Toronto Star - Social justice reporter Laurie Monsebraaten


Toronto’s $751 million public housing repair bill, coupled with the pending loss of $161 million in annual social housing funding from Ottawa, is pushing the city to the brink, says the chair of the city’s affordable housing committee.

“We’re at the cliff,” said Councillor Ana Bailao.

“We have a huge need to build more (affordable housing),” she said in an interview.

“But we are receiving less money to operate what we already have at a time when that housing is increasingly under pressure due to maintenance and capital repair issues.”

Bailao’s warning comes on the heels of a report last week by Ontario’s Non-Profit Housing Association that says the province’s affordable housing crisis is deepening, with more than 154,000 households on social housing wait lists and one in five paying more than half of their income on rent.

Bailao hopes the city’s “Closing the Housing Gap” public awareness campaign, being launched at Toronto City Hall on Monday afternoon, will convince both Ottawa and Queen’s Park that Toronto and other cities need long-term, predictable funding from senior governments.

The two-year, $20,000 campaign will include 154 bus shelter posters, 5,000 postcards from residents, public information meetings and grassroots activities.

The city has raised almost $157 million for repairs to Toronto Community Housing buildings through mortgage refinancing and the sale of 111 homes.

“We have looked at anything and everything to raise money for ‘state of good repair,’” Bailao said. “But this is a problem that is not going to go away. We need sustainable funding.”

About 164,000 people — more than the population of Prince Edward Island — live in the housing company’s 2,200 high-, mid- and lowrise apartments, townhouses and stand-alone houses, she noted.

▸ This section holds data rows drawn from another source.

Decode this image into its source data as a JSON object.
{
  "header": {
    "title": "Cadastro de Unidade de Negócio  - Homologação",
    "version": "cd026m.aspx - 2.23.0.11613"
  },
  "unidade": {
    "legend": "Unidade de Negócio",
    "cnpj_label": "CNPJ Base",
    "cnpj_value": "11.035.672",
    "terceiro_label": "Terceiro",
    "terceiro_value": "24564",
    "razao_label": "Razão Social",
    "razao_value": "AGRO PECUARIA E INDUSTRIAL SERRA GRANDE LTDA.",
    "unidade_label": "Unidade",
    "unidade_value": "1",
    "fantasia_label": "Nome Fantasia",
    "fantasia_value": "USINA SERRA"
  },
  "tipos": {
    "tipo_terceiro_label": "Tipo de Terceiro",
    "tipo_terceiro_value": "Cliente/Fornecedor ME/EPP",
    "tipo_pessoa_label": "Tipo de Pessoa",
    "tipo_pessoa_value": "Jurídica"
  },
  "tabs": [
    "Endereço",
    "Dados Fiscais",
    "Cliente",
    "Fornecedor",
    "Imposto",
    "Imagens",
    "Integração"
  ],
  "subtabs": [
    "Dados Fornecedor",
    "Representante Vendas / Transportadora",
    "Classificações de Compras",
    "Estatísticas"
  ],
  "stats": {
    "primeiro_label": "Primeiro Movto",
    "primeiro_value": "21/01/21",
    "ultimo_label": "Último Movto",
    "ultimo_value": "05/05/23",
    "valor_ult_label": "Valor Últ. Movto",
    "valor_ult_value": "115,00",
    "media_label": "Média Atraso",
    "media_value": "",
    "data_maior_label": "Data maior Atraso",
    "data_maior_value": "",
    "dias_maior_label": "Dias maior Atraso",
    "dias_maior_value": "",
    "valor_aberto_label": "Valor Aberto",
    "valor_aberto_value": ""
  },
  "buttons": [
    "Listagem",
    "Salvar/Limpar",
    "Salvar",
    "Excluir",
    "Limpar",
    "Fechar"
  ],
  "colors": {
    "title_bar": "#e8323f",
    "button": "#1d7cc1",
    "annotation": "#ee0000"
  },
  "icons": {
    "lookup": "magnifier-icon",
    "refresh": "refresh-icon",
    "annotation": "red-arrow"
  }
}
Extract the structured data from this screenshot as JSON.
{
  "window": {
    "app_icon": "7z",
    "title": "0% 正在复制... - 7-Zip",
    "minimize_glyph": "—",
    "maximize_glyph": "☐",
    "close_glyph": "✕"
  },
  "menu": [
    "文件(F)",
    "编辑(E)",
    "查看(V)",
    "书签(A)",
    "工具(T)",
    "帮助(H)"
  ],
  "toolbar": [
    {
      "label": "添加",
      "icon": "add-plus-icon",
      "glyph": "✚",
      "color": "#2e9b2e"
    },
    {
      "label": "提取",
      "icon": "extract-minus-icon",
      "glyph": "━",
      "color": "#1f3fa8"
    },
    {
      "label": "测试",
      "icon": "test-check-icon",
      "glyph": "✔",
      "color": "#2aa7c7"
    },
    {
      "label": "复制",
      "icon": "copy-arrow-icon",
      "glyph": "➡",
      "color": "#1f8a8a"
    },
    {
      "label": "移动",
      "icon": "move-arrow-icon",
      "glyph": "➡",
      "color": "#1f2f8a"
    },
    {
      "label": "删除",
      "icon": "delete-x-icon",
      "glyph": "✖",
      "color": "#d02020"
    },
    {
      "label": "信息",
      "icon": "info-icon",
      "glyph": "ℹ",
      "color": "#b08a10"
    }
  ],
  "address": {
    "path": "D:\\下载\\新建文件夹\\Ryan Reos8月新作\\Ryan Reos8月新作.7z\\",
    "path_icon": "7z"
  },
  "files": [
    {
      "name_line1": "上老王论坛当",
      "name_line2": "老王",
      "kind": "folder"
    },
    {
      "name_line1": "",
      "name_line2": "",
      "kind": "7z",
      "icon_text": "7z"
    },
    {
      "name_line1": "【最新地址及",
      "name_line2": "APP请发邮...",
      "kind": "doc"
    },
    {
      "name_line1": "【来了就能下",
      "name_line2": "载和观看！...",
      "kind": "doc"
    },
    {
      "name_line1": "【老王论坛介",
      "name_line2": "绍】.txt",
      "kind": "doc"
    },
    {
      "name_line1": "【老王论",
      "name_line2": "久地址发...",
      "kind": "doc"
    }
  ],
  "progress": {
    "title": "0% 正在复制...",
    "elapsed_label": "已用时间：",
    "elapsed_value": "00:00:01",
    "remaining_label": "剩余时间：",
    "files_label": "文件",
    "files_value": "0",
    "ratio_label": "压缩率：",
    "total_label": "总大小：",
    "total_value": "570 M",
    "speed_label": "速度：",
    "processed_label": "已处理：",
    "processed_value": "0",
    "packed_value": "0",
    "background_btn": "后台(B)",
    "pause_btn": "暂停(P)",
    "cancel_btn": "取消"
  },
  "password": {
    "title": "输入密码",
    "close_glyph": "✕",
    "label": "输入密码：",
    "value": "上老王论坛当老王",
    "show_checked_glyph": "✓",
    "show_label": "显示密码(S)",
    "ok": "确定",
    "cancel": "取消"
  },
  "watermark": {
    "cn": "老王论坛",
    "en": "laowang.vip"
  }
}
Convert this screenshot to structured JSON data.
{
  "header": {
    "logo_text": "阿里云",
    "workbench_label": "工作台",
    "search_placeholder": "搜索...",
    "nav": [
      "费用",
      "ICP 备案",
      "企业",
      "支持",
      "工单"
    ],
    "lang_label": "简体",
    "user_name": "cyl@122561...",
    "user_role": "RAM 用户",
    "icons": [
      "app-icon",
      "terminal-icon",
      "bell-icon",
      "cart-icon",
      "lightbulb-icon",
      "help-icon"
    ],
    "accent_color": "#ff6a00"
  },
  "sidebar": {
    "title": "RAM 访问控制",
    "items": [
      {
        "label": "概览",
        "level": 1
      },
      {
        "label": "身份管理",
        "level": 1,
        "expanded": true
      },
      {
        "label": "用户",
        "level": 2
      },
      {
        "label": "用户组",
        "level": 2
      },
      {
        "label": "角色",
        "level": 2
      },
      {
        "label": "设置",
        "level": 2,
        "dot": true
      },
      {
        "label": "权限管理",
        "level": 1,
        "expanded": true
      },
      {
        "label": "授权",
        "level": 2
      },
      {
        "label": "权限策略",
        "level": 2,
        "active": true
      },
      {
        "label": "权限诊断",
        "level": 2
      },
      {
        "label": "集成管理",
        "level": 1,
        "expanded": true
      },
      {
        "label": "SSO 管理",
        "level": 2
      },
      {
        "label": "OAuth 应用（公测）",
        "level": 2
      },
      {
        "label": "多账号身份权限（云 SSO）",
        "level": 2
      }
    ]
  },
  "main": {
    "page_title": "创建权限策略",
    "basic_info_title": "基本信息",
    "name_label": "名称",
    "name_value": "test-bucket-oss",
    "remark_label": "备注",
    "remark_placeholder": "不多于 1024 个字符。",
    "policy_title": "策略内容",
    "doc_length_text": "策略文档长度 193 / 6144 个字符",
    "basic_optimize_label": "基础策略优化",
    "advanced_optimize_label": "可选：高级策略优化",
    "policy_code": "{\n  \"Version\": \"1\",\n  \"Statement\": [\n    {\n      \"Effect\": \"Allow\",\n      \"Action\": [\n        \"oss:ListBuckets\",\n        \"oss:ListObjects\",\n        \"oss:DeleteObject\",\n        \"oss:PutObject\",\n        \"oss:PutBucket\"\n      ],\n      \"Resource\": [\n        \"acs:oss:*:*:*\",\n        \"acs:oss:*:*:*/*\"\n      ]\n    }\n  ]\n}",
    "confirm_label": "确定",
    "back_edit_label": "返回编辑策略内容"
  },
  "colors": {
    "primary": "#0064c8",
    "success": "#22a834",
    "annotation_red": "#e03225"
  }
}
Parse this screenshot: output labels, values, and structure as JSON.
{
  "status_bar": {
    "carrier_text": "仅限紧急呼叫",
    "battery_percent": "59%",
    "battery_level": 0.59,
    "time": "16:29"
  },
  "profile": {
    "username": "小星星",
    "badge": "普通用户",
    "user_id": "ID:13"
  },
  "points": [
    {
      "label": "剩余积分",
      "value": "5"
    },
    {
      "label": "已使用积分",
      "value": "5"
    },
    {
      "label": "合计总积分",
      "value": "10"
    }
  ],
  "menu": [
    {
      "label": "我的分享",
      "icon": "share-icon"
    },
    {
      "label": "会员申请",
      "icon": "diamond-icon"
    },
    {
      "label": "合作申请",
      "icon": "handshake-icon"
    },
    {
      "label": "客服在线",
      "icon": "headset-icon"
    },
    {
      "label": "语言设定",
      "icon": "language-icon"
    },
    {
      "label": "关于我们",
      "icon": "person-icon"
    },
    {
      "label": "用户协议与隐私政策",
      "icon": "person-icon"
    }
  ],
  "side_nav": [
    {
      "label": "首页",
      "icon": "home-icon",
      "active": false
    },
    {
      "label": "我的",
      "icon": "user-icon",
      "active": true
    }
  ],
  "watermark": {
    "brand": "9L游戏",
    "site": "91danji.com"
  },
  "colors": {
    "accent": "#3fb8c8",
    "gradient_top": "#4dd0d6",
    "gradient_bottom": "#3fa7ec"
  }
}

Toronto received about $161 million from the federal Canada Mortgage and Housing Corp. last year to cover mortgages and rent subsidies in thousands of social housing buildings, many built 25 to 30 years ago. But the federal funding ends when mortgages are paid.

By 2031, when the last mortgage is paid, Toronto will have lost a total of $2 billion in federal housing funds, money the city says should be redirected into maintaining that aging housing in good repair.

Upgrades to elevators, heating and plumbing systems are needed. And many can’t operate without rent subsidies, leaving the city on the hook to cover those costs too, housing officials say.

Toronto is already beginning to feel the pinch. Between 2013 and 2017, the city expects to lose $33.4 million in federal funds as mortgages are paid. That works out to a 1.4 per cent property tax increase, or an extra $38 per household, city financial officials say.

Meantime, Queen’s Park continues to shortchange Toronto by about $81 million a year on shelter payments for people on welfare who live in subsidized housing.

That money should also be pumped back into the city’s aging social housing stock, Bailao said.

A spokesman for Housing Minister Linda Jeffrey said the ministry is aware of the city’s concerns and is exploring “options” with the social services ministry.

Ottawa is also looking at the problem, said Charles Sauriol, a spokesman for Canada Mortgage and Housing.

“A federal, provincial, territorial working group is currently examining the financial viability of the existing social housing stock across Canada as the operating agreements mature,” he said.